Obras del Museo Ed.299/Bodegón

    En 1947, Eladio Vélez pintó al óleo sobre lienzo este Bodegón de 63 por 72 centímetros, conocido también a veces como El mantel de cuadros. Después de casi dos décadas de discusiones estéticas con su antiguo compañero Pedro Nel Gómez, acerca de los valores, las formas, las posibilidades y la función social del arte, el pintor, quien había nacido en 1897, lograba en esta obra una de las realizaciones más claras y a la vez más complejas de todo su ciclo creativo.

    El Bodegón de Eladio Vélez nos revela el profundo interés del artista, no solo por la observación minuciosa de la realidad sino, sobre todo, por la manera como se establecen las relaciones entre el hombre y el mundo de los objetos que lo rodean. En efecto, en esta obra puede descubrirse mucho más que una bella pintura bien hecha.

    Por una parte, es posible detenerse en la atención con la cual observa cada uno de los detalles, en sí mismos intrascendentes y elementales: las frutas, las vasijas, las botellas, el libro y el mantel; nada parece muy importante. Pero Eladio Vélez logra hacernos mirar de nuevo y nos revela un universo íntimo y doméstico que no es folclórico ni cerrado, y que tiene la trascendencia indiscutible de la vida real.

    Por otra parte, sin embargo, debemos considerar que esa significación de lo cotidiano no es un producto de las palabras sino el resultado del análisis que el artista desarrolla acerca de las relaciones entre hombre y realidad y de la manera como nos las plantea en su pintura. De hecho, una mirada atenta nos permite descubrir que los objetos han sido transformados por el artista; por ejemplo, todas las frutas son excepcionalmente esféricas, al tiempo que el color se plantea en unos contrastes extremos de rojos y verdes que van más allá de lo ordinario.

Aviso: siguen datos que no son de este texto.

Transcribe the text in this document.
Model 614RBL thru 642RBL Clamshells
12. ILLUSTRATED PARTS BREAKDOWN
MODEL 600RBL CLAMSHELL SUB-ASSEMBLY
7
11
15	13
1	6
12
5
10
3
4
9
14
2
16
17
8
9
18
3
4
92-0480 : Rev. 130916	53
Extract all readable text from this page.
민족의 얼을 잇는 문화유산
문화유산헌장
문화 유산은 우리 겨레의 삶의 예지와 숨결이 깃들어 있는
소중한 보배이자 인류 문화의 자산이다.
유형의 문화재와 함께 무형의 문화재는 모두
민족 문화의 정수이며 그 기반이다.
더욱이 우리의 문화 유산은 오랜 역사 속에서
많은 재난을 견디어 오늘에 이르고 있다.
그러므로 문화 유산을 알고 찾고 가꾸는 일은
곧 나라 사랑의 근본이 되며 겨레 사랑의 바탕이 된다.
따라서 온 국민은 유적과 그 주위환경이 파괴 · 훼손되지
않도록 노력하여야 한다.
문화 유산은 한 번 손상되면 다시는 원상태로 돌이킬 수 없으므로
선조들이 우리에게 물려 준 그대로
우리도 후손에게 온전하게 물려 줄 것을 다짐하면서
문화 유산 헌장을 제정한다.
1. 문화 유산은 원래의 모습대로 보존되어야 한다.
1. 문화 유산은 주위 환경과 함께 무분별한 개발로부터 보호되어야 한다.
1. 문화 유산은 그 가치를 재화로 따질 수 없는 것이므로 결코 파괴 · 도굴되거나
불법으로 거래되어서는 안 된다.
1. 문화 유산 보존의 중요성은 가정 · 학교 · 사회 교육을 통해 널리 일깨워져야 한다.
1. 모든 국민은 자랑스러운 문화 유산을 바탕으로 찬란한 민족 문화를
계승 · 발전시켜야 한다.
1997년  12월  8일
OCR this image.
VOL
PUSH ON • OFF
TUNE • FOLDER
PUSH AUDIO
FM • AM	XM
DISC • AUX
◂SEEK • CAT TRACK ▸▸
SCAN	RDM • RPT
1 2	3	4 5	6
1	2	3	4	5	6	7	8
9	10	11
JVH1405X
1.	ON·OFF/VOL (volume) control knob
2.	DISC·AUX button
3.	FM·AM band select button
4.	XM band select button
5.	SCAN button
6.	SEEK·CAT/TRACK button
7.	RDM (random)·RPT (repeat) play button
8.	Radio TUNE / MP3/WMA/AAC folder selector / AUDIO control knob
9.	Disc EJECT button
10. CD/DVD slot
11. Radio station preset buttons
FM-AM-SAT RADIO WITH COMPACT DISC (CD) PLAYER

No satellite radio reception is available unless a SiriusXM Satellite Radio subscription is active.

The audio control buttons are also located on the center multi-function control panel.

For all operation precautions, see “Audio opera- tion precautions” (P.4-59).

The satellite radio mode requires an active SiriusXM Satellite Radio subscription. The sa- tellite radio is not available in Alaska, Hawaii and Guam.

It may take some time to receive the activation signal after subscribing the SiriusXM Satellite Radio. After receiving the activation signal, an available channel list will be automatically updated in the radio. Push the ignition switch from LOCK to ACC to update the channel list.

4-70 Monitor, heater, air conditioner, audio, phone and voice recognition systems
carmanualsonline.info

Pero, además, Eladio Vélez crea un punto de vista que nos obliga a involucrarnos directamente con el bodegón y, en virtud del juego del mantel, nos limita a su propio espacio.

    En otras palabras, Eladio Vélez, quien ha descubierto estas lecciones en la pintura de Paul Cézanne, sabe que no es posible entender separadamente al hombre como sujeto y a la realidad exterior como objeto, sino que existimos en su implicación mutua. Pero, además, en esa conciencia de equilibrio entre el hombre y el mundo exterior radica la seguridad de lo que identificamos como clásico.

    Por eso, en la misma línea de Cézanne, el Bodegón de Eladio Vélez puede ser intensamente vivo, casi impresionista y fugaz, pero a la vez permanente e inmutable. Aquí está su visión del arte, en medio de las duras discusiones estéticas de su tiempo.